Movie Review: Terminator Salvation (English) 94

Mess is what one creates when an extremely successful franchise is striped off its core elements and goes high on firepower. The fourth installment thus comes to you, sans its icon, Arnold Schwarzenegger. Disappointing from the word go, you are left waiting for a coherent story to evolve. Probably, the lack of imagination has something to do with the absence of James Cameron, who it seems neither blessed nor cursed this film.

2003, Marcus Wright (Sam Worthington), a convict on a death row agrees to give up his body to medical research. Cut to 2018, John Connor (Christian Bale), is leading his men against a Skynet base where finds the machines developing a Terminator with a human tissue exterior. The mission ends in a blast leaving him the sole survivor. Command tells Connor that that his name is No.2 on the Skynet hit list with No.1 being Kyle Reese.

Connor initially doesn’t realize the importance of Reese but, from his mother’s tapes, he soon learns that the now teenager Reese is the one that Connor would send into the past to protect his mother and to father him. Marcus meanwhile makes contact with a downed pilot who brings him to the Resistance base. While treating an injured Marcus, the men realize that he a Cyborg with a metal endoskeleton sneaking into their base.

Now, John is faced with either distrusting Marcus as he is a machine, and on other, to trust him, as he could be his only chance to rescue Reese from the clutches of Skynet. The climax of the story, not revealed here, is replete with humanoid Terminators, Hunter-Killer hovercrafts, giant human collectors and eel-like Hydrobots with the highlight being the cameo of the CGI of a youngish Schwarzenegger as the freshly developed T-800.

For a fact, most moviegoers have been fans of this franchise for the role portrayed by Arnold and to Cameron’s imagination of bringing together the concepts of a holocaust, robots taking over, time travel, etc as far back as 1984 when the first Terminator hit the screens and when it was reprised in 1992. The third, released in 2003 sorely missed Cameron but somehow managed decent business with Schwarzenegger’s presence.

Differing from its predecessors, the narrative is not set in the present day but nearly a decade into the future.
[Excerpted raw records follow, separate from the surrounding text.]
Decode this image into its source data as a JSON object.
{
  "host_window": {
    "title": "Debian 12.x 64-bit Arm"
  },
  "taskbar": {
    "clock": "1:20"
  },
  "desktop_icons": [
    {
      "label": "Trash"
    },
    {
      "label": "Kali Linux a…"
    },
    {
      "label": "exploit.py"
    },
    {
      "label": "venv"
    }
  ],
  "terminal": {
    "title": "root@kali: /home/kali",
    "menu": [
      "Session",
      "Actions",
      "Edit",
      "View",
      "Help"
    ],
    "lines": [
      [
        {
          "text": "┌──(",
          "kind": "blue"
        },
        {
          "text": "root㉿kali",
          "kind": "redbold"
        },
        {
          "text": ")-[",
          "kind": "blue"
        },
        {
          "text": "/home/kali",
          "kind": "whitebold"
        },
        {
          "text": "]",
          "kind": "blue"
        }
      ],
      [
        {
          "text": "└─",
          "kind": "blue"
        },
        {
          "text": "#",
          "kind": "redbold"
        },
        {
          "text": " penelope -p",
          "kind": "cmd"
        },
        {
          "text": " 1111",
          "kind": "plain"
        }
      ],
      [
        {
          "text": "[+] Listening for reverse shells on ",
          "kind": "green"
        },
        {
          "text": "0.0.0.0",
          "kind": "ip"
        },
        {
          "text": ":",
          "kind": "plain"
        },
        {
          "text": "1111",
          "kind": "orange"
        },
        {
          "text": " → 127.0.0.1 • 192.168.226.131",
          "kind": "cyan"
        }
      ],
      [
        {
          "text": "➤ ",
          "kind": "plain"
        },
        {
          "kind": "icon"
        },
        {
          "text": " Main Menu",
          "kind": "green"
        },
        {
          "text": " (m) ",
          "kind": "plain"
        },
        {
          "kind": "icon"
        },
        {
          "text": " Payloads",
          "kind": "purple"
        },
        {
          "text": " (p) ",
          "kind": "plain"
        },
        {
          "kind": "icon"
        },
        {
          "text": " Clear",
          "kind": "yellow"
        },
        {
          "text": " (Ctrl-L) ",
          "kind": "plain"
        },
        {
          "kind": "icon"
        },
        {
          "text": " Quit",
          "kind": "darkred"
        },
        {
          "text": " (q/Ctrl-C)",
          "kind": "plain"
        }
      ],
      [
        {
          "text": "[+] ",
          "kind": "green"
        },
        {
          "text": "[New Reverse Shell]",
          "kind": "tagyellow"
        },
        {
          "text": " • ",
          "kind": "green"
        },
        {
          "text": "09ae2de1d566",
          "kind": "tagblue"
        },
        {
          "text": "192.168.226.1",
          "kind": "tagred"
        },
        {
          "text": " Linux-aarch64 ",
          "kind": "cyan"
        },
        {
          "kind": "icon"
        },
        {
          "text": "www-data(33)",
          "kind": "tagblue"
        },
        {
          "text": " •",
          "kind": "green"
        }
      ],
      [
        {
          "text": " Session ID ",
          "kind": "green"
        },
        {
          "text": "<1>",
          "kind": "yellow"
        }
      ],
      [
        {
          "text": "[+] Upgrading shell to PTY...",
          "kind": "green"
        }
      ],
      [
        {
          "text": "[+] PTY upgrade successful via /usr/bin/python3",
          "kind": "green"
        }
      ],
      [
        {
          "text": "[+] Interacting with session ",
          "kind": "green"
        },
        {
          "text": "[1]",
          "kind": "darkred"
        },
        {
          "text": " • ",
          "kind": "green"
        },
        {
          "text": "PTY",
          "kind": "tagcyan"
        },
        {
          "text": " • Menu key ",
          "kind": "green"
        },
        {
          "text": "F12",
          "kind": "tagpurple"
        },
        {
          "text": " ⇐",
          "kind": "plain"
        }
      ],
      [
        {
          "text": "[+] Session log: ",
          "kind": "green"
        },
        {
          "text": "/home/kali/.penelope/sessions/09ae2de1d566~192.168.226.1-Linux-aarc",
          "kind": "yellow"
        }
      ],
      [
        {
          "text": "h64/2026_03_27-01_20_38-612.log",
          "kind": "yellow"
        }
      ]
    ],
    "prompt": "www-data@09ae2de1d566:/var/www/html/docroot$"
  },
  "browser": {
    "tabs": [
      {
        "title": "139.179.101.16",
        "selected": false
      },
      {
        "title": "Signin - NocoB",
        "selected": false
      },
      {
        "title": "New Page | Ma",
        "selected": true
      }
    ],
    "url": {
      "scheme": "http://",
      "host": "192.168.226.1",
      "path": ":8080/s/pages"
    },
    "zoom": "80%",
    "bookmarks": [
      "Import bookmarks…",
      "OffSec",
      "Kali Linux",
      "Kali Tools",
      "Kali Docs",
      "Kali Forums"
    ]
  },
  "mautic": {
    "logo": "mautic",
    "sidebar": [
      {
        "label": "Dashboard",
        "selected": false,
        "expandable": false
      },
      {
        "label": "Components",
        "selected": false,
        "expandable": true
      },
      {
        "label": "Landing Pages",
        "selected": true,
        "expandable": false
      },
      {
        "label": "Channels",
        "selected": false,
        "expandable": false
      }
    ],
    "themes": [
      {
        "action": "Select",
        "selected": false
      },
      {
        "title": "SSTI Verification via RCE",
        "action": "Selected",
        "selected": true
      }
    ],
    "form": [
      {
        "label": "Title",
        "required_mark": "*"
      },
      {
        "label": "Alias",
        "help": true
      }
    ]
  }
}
The neat special effects in shades of grey amplify the hollowness of the future where people eat stale coyote to survive. Also notable are the rich tributes to its predecessors, including a duel with a severed Terminator, grabbing of shotgun and quotes such as “I’ll be back” and “come with me if you want to live” among others.

Comparisons aside, fast paced action is the forte of Terminator Salvation. If mindless firepower, robots, high speed bike chases suit your taste, you probably won’t regret watching it. However, all of its two hours sum up into nothing more than a video game set in the future. As much as I wanted to deride this disappointing movie, I have still given it a chance with 4 on 10 for its legacy value, among the ‘just average’ flicks.